THAT OLD WORKHORSE 'RELIGION'
In the mid sixties I took an elective unit at university, while I was studying history and philosophy; it was in comparative religion. According to Carl Raschke in his article "Theorizing Religion at the turn of the Millennium," the study of religion only emerged as an academic field at universities in the late 1960s. After thirty years as an academic subject the field is now going through a crisis. Arising out of confessional and sectarian approaches to religion, out of comparativism and classical anthropology, out of the writings of Paul Tillich, Mircea Eliade and Clifford Geertz it was fuelled by the New Age movement and its curious contemporary syncretism. The study of religion has been a consortium of disparate intellectual agendas responding to an historically contingent set of market conditions.
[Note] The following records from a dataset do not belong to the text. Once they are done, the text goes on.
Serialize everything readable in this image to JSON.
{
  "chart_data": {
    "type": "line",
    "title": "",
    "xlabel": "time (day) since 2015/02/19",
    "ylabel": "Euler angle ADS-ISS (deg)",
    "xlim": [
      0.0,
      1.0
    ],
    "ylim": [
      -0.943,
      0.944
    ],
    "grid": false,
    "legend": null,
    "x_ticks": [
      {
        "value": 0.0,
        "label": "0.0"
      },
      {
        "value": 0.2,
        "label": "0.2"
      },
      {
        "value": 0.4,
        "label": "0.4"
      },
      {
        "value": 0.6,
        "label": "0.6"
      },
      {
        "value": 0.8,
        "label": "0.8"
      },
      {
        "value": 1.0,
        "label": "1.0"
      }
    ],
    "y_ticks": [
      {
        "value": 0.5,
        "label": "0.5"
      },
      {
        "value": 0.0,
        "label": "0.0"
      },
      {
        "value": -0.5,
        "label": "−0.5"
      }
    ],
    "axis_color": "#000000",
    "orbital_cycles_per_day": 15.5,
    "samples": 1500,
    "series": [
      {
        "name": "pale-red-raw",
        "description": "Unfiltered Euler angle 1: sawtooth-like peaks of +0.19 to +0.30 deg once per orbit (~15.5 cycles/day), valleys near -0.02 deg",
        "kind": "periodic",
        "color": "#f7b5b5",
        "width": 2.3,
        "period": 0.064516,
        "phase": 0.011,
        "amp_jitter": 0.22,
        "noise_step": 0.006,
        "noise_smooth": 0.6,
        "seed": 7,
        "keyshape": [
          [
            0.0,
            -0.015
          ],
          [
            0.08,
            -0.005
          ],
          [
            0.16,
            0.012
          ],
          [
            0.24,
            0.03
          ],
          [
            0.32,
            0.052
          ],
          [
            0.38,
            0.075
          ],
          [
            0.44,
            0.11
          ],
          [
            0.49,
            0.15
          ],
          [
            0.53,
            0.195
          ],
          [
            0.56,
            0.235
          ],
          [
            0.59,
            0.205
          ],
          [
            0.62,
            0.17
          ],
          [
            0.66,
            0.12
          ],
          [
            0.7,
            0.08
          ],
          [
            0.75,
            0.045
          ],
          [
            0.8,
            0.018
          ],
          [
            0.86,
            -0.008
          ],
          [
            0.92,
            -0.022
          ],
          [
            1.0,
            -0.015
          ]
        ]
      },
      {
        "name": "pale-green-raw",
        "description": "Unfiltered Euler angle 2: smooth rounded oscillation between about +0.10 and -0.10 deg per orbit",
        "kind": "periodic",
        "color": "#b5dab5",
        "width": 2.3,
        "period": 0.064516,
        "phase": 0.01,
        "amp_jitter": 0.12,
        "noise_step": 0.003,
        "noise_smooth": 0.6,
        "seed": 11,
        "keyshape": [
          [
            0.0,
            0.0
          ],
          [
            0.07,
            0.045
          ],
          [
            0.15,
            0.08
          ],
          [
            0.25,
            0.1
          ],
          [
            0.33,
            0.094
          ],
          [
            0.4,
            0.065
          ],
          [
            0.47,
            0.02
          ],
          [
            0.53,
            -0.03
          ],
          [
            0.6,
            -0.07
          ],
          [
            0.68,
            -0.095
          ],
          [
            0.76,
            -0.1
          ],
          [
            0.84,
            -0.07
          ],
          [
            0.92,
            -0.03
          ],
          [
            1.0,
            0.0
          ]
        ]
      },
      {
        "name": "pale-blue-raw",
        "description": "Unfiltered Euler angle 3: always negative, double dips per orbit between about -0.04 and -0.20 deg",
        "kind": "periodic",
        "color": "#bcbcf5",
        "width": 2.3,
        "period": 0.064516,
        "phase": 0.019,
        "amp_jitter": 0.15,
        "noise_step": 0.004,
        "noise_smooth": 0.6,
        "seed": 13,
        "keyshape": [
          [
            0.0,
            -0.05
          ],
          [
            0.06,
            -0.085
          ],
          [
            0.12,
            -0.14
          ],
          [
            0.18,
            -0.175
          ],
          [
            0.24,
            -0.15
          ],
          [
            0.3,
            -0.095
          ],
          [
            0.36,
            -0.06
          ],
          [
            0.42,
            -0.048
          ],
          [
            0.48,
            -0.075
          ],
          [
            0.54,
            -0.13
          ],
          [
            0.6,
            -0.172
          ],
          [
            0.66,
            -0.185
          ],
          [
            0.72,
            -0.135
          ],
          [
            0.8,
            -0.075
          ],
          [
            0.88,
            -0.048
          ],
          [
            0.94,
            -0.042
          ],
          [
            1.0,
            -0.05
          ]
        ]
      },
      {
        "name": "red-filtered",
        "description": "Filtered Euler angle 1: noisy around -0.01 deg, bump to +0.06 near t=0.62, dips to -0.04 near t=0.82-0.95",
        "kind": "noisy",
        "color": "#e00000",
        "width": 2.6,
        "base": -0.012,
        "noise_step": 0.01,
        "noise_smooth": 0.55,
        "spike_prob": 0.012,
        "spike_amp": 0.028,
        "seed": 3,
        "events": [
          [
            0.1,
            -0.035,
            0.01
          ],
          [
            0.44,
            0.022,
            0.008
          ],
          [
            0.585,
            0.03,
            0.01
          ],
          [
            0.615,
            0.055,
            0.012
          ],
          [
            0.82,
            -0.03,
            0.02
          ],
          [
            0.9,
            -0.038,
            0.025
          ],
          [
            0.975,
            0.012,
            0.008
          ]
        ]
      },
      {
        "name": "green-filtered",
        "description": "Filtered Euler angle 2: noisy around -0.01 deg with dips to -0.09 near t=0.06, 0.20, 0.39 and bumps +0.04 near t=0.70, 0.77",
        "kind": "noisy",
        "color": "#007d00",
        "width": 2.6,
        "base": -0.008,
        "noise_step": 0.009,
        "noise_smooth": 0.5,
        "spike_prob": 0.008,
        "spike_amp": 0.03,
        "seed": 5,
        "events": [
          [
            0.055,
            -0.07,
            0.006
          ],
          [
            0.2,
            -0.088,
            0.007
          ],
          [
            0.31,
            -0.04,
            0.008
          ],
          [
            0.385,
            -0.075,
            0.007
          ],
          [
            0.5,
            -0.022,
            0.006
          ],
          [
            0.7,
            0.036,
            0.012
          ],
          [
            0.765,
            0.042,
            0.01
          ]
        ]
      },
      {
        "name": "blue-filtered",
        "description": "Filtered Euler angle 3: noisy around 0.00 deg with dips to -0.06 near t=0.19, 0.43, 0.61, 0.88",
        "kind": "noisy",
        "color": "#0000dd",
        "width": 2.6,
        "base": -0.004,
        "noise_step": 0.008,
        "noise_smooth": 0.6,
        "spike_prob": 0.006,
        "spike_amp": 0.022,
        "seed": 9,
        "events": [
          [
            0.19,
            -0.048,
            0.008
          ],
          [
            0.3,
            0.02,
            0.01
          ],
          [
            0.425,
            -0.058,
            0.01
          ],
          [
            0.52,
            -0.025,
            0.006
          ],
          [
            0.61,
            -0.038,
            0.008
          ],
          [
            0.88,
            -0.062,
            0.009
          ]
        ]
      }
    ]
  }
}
Now, Raschke states, after being sustained for all the years of my post-graduate life, 1967 to 2001, the academic study of religion cannot survive without sweeping changes. -Ron Price with thanks to Carl Raschke, Internet, 25 November 2001.
I got in early back then
as the study of religion
was finally respectable,
religious pluralism
at last a commitment,
but covert faith agendas
still competed with
scientific rigour.
Christianity was still
number one in this course,
as obvious as the nose on your face;
the guy who taught it
was a committed Christian
from the word go, I liked him
quite a nice chap, I thought.
Deregulating the market,
opening up to global competition,
the praxis and exposure
to a varied theological espousal
got off the ground,
but you had to watch for
that hidden confessional curriculum.
Then, there was that sweeping
efflorescence of definition;
an undemarcated topography
requiring a whole new direction
for that old workhorse 'religion.'
Always there would be questions,
always an angst for meanings,
always a totality of experience,
the aura, the patina, the introspection,
always the need for redemption,
always a resurrection of memory,
always the mythic and the mystical.
always there would be the need for limits.